At one point in 2.0, Rajnikanth’s Chitti says, “No 1, 2 and 3 are games that are played by children. I am the only one,” and you’d see a Rajni cinema loving audience burst into cheers and claps. Even the superstar knows this, and so there is a pause in the screenplay – a pause to let the audience digest, yet again, that Rajnikanth is, after all, the greatest superstar.
2.0 starts off where Robot left. A dismantled Chitti is put to life again because a fifth force, Pakshirajan (Akshay Kumar) has come to fight off a battle against people who use mobile phones. He’s not against the general usage of this device but is bothered by the radiation over-usage emits. Being a bird love, Pakshi notices how this radiation is killing thousands of birds. He begs and pleads – to people, ministers, telecom industry tycoons – but non of them listen to him. And so, he becomes the fifth power to harm everyone who’s harmed birds.

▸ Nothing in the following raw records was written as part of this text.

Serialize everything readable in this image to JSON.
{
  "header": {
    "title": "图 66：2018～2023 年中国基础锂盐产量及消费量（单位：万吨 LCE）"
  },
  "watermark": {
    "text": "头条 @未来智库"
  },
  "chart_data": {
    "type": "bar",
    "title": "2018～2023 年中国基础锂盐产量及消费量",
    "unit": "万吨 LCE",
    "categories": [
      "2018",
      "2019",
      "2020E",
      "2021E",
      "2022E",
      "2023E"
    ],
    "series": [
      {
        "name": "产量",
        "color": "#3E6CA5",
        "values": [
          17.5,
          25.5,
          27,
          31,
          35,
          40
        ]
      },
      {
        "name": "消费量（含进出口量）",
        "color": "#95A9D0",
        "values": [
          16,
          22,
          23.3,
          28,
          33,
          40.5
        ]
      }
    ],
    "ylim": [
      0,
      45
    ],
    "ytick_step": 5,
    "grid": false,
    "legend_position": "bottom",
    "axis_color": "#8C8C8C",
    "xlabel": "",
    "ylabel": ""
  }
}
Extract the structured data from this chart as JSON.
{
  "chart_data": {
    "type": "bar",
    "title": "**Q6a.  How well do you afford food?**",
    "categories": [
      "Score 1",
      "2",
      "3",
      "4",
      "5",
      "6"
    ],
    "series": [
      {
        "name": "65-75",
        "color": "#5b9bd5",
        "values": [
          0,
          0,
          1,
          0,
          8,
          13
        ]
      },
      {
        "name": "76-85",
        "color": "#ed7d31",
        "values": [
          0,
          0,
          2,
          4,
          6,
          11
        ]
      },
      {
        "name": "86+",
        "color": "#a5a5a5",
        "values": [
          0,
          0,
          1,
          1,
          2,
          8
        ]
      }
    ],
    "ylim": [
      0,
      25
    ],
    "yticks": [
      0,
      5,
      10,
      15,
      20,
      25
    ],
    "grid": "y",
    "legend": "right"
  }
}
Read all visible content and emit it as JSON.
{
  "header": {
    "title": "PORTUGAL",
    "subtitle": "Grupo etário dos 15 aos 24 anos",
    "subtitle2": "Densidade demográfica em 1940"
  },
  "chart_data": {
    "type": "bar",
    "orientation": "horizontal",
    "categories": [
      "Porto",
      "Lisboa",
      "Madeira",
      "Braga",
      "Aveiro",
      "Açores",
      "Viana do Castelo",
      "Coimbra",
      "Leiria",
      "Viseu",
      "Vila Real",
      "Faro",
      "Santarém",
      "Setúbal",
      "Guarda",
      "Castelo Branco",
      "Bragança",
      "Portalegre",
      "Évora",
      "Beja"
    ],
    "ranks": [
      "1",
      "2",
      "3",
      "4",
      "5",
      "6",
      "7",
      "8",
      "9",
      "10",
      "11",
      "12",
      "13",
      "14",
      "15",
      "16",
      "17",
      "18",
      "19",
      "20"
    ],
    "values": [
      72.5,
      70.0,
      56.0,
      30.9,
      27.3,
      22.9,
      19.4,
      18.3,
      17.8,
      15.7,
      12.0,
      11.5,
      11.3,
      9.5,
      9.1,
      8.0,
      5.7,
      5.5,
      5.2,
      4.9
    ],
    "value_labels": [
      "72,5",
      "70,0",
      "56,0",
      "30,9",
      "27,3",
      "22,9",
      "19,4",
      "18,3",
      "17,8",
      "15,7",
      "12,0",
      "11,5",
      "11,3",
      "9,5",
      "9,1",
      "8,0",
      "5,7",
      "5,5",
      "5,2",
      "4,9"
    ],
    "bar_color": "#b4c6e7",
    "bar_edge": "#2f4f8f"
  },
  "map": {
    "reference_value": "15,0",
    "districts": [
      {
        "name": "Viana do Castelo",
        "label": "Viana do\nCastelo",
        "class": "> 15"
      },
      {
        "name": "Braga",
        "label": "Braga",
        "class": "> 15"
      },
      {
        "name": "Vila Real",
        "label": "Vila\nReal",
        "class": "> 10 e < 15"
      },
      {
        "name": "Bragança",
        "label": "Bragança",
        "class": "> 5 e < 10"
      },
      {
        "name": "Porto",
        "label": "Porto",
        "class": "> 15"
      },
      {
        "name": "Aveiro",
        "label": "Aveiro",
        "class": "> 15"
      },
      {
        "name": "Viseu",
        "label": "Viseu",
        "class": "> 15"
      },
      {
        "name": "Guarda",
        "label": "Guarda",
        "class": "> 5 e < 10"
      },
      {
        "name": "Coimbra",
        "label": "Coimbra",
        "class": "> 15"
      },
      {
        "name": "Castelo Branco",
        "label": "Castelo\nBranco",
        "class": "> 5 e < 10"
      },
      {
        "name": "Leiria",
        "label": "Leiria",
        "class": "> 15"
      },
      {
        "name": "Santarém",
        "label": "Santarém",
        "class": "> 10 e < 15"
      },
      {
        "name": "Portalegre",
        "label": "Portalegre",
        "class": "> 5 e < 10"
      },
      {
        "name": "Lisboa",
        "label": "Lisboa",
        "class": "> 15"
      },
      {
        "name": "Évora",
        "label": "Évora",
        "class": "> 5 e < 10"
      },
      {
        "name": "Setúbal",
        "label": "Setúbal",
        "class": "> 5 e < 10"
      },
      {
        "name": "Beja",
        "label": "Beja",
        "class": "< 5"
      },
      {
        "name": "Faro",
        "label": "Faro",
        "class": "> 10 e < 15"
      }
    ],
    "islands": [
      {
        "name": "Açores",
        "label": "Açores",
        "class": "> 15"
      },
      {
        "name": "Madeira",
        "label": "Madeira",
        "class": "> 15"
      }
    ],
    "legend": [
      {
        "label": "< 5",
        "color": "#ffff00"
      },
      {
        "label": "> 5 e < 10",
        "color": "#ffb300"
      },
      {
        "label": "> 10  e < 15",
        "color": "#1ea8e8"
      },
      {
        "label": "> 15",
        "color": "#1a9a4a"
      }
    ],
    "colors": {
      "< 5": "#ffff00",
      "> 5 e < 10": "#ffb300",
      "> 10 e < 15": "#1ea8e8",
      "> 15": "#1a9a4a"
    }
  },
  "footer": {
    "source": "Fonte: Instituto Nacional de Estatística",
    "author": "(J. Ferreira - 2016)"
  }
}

The idea is sheer genius. The VFX even more so – credits to V Srinivas Mohan. It’s stunning to watch mobile phones fly in the air and come back, sometimes as haunting, murdering roads (yes), and most of the times as an evil bird, Pakshi. Honestly, 2.0 is a treat to the visual eye, it’s something Indian cinema has never witnessed before. But the screenplay! S Shankar’s idea is worth a million dollars, his ambition, commendable, but his writing is laid back, the screenplay, cluttered. There are smart and intentionally funny moments in the film, but they’re few. The first half is too stretched, Akshay Kumar gets an overtly long monologue. And while everything isn’t going in the right direction, the audience is rooting for the superstar. At the end of the film, even though I was complaining, the people around me weren’t. Everyone was as happy as the character artists in the film to have Chitti back. But the truth is that the film, at various places, is a mess. But do we need to make sense of a Rajnikanth film?
Amy Jackson plays Nila, another robot Dr Vaseegaran has created. And honestly, she seems so fit for the part. Her expressions are as absent as should be in a robot. Akshay Kumar as the antagonist is refreshing to look at at first, but you see him struggling to catch up to the screen presence of Rajnikanth.
Rajnikanth is in most of the film, as the doctor and different versions of Chitti. He even gets a 40 second name introduction in the opening credits of the film. He’s literally everywhere – in the lab, at meetings, running across the city, fighting Pakshi, romancing Nila and even Sana (Aishwarya Rai Bachchan) – he’s doing it all. And he’s doing all of this with such grandeur. He’s definitely more than the superstar that he is.
All in all, had the writing and execution of the writing been a little well dealt with, this film could have matched the emotional quotients of Robot.